U&G proffers a typology of gratifications which help explain why people consume news. Those listed below are taken from Miller and Ruggiero and include:

  • Informational/Surveillance: finding out about relevant events and conditions in immediate surrounding, society, and the world; seeking advice on practical matters, or opinion and decision choices; satisfying curiosity and general interest; learning, self-education
  • Personal Identity: finding reinforcement for personal values; finding models of behavior; identifying with media actors; gaining insight into one’s self
  • Integration and Social Interaction: insight into circumstances of others including social empathy; identifying with others and gaining a sense of belonging; finding a basis for conversation and social interaction; enabling connection with family, friends, society
  • Entertainment/Diversion: escaping, relaxing, cultural or aesthetic enjoyment, filling time, emotional release, sexual arousal

You might ask yourself which news products address any of these motives better or worse? For instance, getting news on Facebook makes integration and social interaction motives very salient and easy for the user; watching Jon Stewart ties together entertainment and news effectively.

But still there is the underlying question of what are the driving psychological needs that lead to these categories of gratifications being sought through the media. For this we can turn to a theory of motivation developed over the last 40 years called Social Determination Theory; here’s a nice book on the subject. The theory postulates that there are three main drivers of intrinsic motivation: (1) autonomy, (2) competence, and (3) social-relatedness. Autonomy is about providing people with choices – the more choices people have the more in control they feel. Competence is about helping people to see the relationship between their behavior and some desired outcome; feeling competent is about taking on a challenge and meeting it.

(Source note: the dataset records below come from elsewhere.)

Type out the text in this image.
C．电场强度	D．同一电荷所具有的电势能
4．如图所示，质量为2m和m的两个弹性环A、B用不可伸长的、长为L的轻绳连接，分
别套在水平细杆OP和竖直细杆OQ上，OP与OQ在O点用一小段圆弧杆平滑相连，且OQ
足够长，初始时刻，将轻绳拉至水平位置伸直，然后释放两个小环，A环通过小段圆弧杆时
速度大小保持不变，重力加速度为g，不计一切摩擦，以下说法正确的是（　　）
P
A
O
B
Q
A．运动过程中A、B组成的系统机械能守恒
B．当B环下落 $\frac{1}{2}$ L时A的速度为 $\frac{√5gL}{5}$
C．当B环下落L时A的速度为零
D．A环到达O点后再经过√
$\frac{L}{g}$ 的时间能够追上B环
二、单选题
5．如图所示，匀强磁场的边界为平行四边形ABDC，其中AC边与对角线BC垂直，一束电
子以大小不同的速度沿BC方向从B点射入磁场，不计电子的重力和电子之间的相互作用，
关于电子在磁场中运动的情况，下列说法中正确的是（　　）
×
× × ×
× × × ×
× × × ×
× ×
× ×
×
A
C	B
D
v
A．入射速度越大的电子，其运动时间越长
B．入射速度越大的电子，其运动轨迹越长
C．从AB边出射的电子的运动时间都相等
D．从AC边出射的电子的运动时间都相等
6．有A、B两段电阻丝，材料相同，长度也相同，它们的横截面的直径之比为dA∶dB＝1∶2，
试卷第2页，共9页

How could news products better help people feel autonomous or competent? Those products would be hits. The last driver is social-relatedness which is about people feeling connected to other people; social networks are already doing a pretty good job of satisfying that underlying psychological need.

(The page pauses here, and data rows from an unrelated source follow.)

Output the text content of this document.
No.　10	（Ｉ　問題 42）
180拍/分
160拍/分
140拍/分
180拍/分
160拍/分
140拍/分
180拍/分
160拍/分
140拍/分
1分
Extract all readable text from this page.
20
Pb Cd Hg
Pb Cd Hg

Beyond psychological needs though, there may even be a biological driver for news consumption. In 1996 Pamela Shoemaker argued in a Journal of Communication paper that the human desire to surveil is evolutionarily adapted to help detect deviances or threats in the environment; humans that could surveil better were more likely to survive because they could avoid threats and thus reproduce. However, this hypothesis still needs to be tested empirically to see if people attend more to news that is more deviant (though it does seem plausible). What has been tested empirically, via a big-data analysis by information scientists Fang Wu and Bernardo Huberman, is how human attention orients to novel information and that that attention naturally decays over time according to a mathematical function. Indeed, for the digg.com site they found that the half-life for an item was, on average, 69 minutes, which suggests a natural time-scale (though site dependent) at which human attention fades.

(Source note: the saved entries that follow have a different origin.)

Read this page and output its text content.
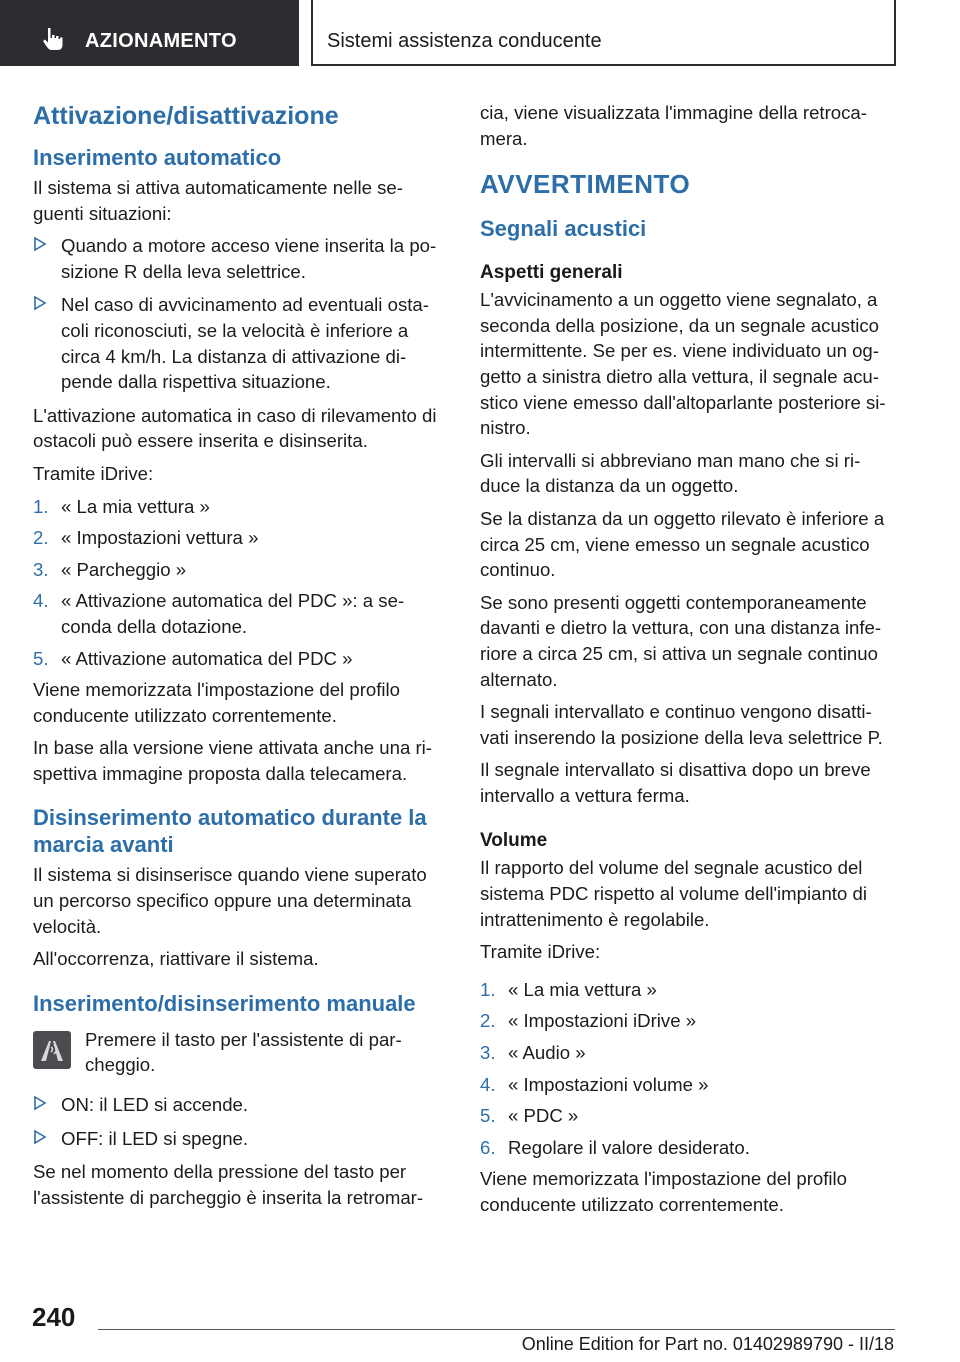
AZIONAMENTO	Sistemi assistenza conducente
Attivazione/disattivazione
Inserimento automatico

Il sistema si attiva automaticamente nelle se-guenti situazioni:

Quando a motore acceso viene inserita la po-sizione R della leva selettrice.
Nel caso di avvicinamento ad eventuali osta-coli riconosciuti, se la velocità è inferiore a circa 4 km/h. La distanza di attivazione di-pende dalla rispettiva situazione.

L'attivazione automatica in caso di rilevamento di ostacoli può essere inserita e disinserita.

Tramite iDrive:

1. « La mia vettura »
2. « Impostazioni vettura »
3. « Parcheggio »
4. « Attivazione automatica del PDC »: a se-conda della dotazione.
5. « Attivazione automatica del PDC »

Viene memorizzata l'impostazione del profilo conducente utilizzato correntemente.

In base alla versione viene attivata anche una ri-spettiva immagine proposta dalla telecamera.

Disinserimento automatico durante la marcia avanti

Il sistema si disinserisce quando viene superato un percorso specifico oppure una determinata velocità.

All'occorrenza, riattivare il sistema.

Inserimento/disinserimento manuale

Premere il tasto per l'assistente di par-cheggio.

ON: il LED si accende.
OFF: il LED si spegne.

Se nel momento della pressione del tasto per l'assistente di parcheggio è inserita la retromar-

cia, viene visualizzata l'immagine della retroca-mera.

AVVERTIMENTO
Segnali acustici
Aspetti generali

L'avvicinamento a un oggetto viene segnalato, a seconda della posizione, da un segnale acustico intermittente. Se per es. viene individuato un og-getto a sinistra dietro alla vettura, il segnale acu-stico viene emesso dall'altoparlante posteriore si-nistro.

Gli intervalli si abbreviano man mano che si ri-duce la distanza da un oggetto.

Se la distanza da un oggetto rilevato è inferiore a circa 25 cm, viene emesso un segnale acustico continuo.

Se sono presenti oggetti contemporaneamente davanti e dietro la vettura, con una distanza infe-riore a circa 25 cm, si attiva un segnale continuo alternato.

I segnali intervallato e continuo vengono disatti-vati inserendo la posizione della leva selettrice P.

Il segnale intervallato si disattiva dopo un breve intervallo a vettura ferma.

Volume

Il rapporto del volume del segnale acustico del sistema PDC rispetto al volume dell'impianto di intrattenimento è regolabile.

Tramite iDrive:

1. « La mia vettura »
2. « Impostazioni iDrive »
3. « Audio »
4. « Impostazioni volume »
5. « PDC »
6. Regolare il valore desiderato.

Viene memorizzata l'impostazione del profilo conducente utilizzato correntemente.

240
Online Edition for Part no. 01402989790 - II/18
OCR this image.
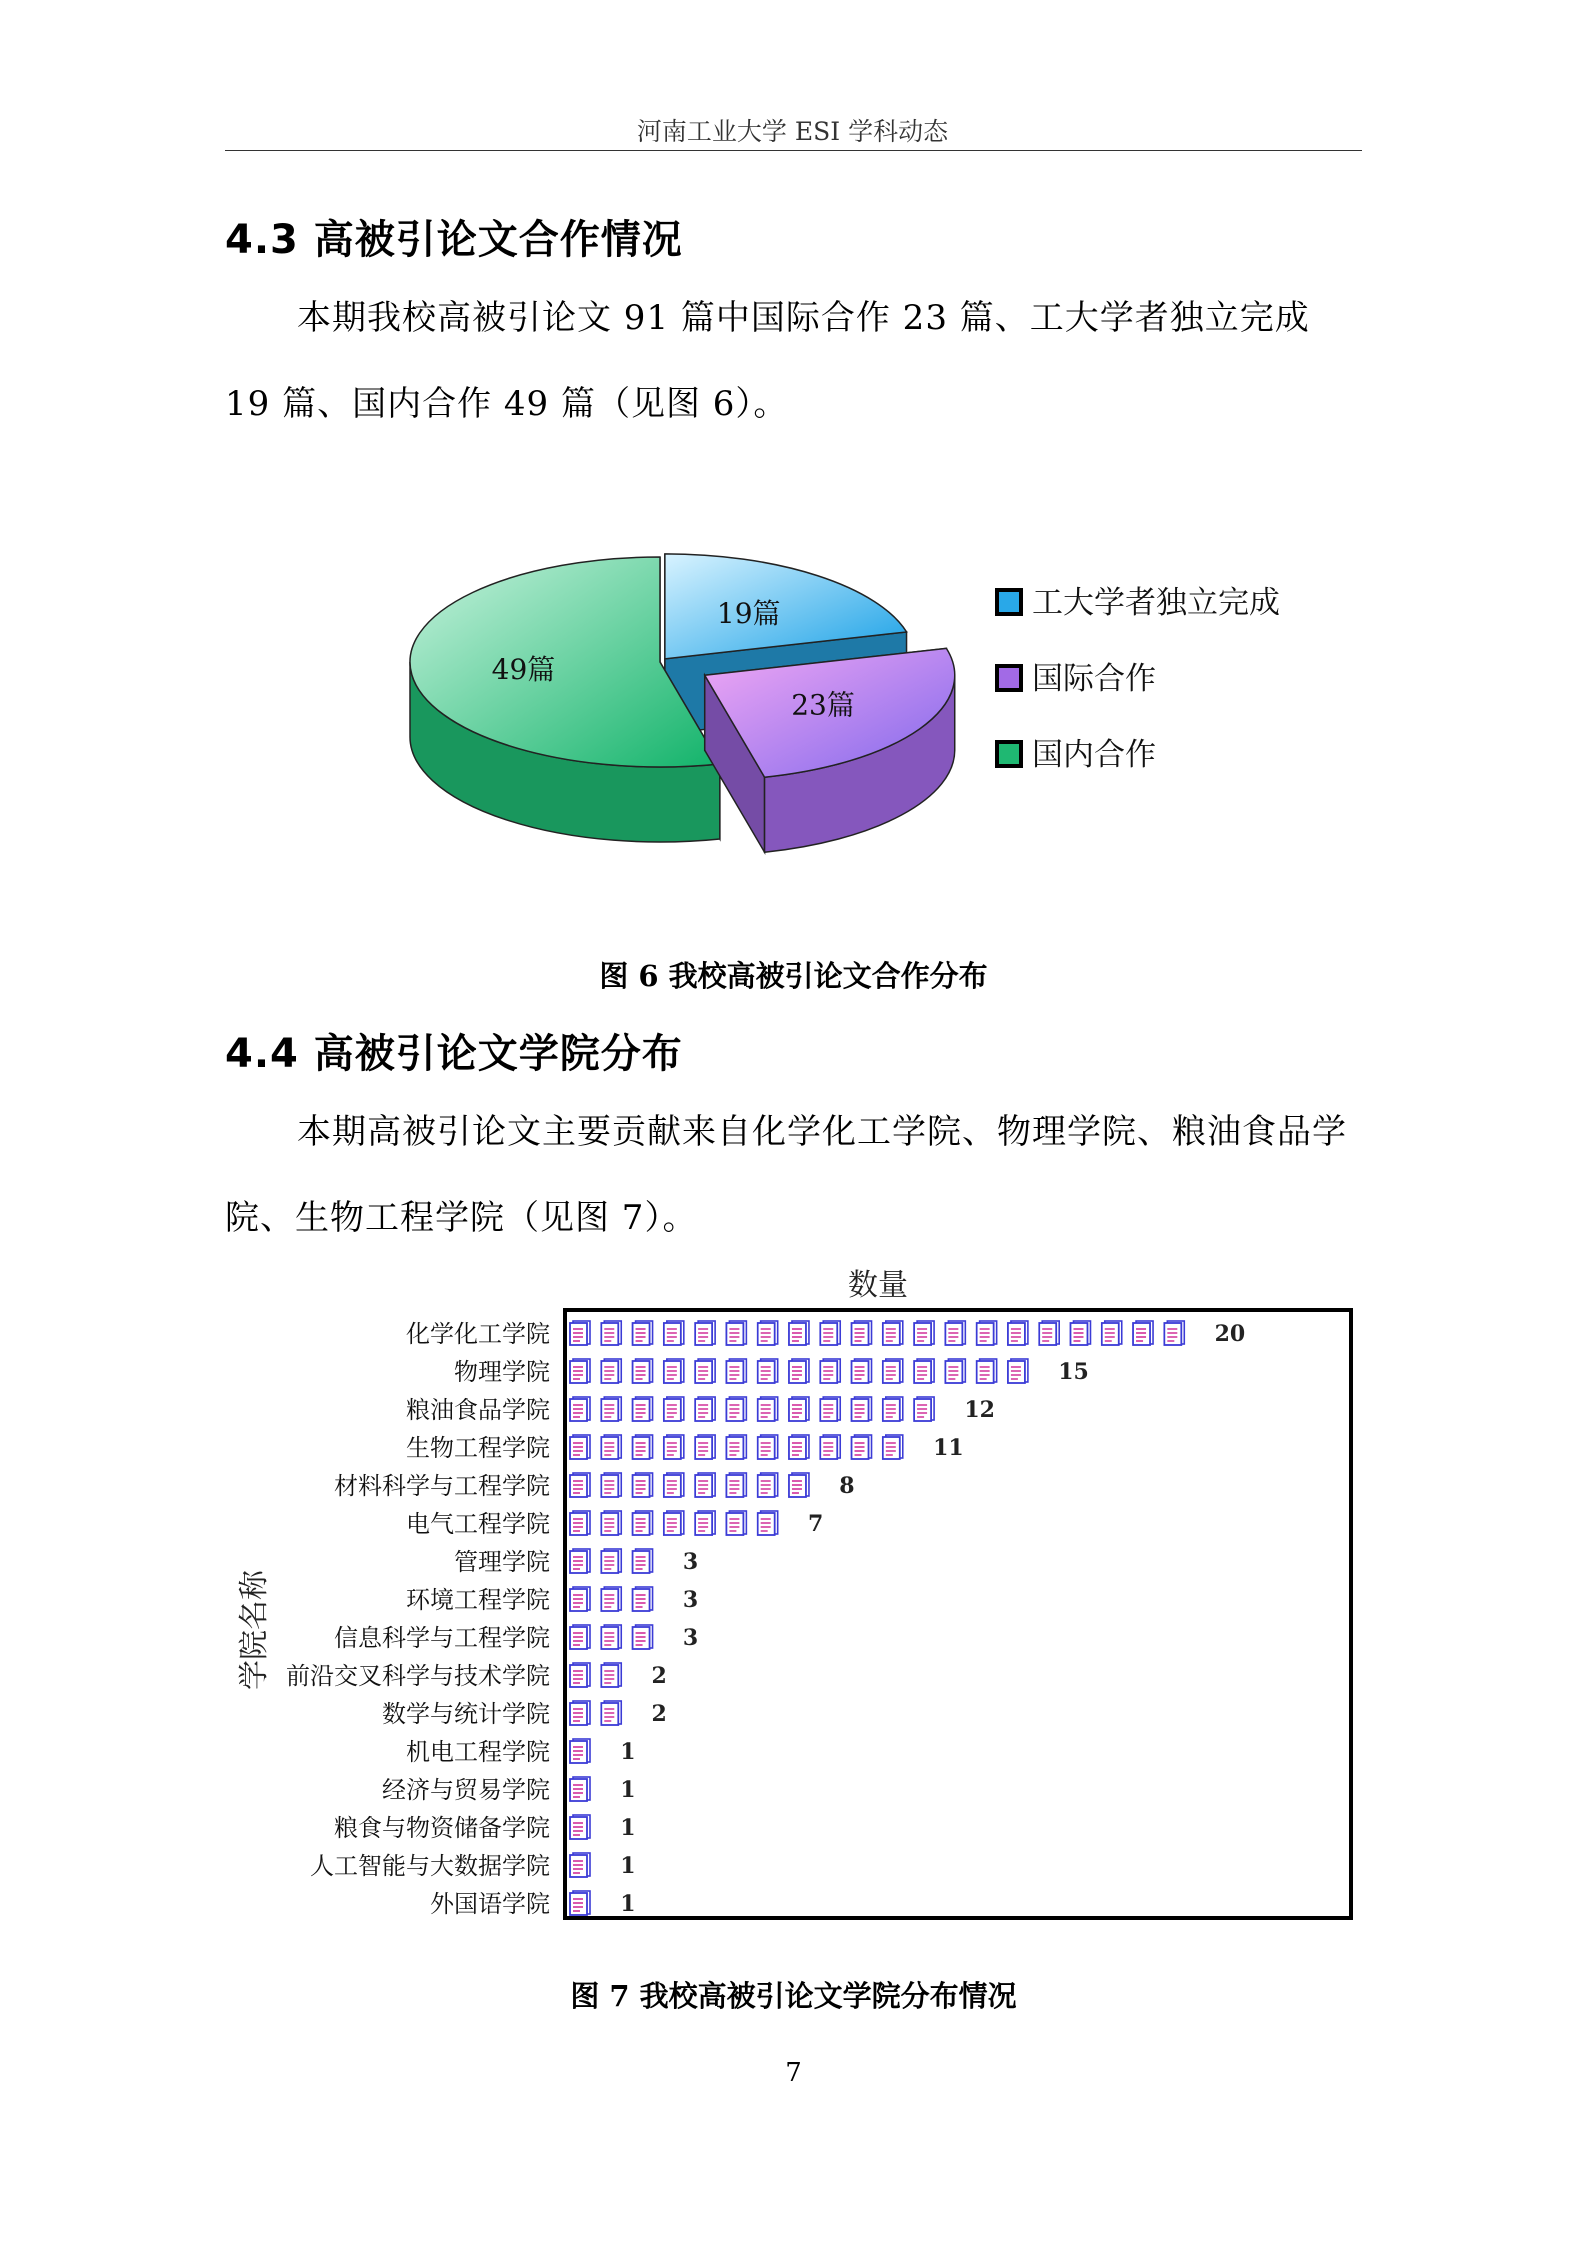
河南工业大学 ESI 学科动态
4.3 高被引论文合作情况

本期我校高被引论文 91 篇中国际合作 23 篇、工大学者独立完成 19 篇、国内合作 49 篇（见图 6）。

19篇
23篇
49篇
工大学者独立完成
国际合作
国内合作
图 6 我校高被引论文合作分布
4.4 高被引论文学院分布

本期高被引论文主要贡献来自化学化工学院、物理学院、粮油食品学院、生物工程学院（见图 7）。

数量
学院名称
化学化工学院
物理学院
粮油食品学院
生物工程学院
材料科学与工程学院
电气工程学院
管理学院
环境工程学院
信息科学与工程学院
前沿交叉科学与技术学院
数学与统计学院
机电工程学院
经济与贸易学院
粮食与物资储备学院
人工智能与大数据学院
外国语学院
20
15
12
11
8
7
3
3
3
2
2
1
1
1
1
1
图 7 我校高被引论文学院分布情况
7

There is a wide palette of options for thinking about new ways of engaging people in news information: context, demographics, personality, uses & gratifications, psychological needs, and biological drivers for novel information. There are likely many new (or existing) news products that can leverage this typology to personalize and make sure people are getting what they came for out of their media experience. And, to make the job even easier, research has also shown that people enjoy incidental exposure to news information. So, even if you initially motivate people to engage the media in one way (e.g. social relatedness), they will likely still enjoy incidental exposure to other news information.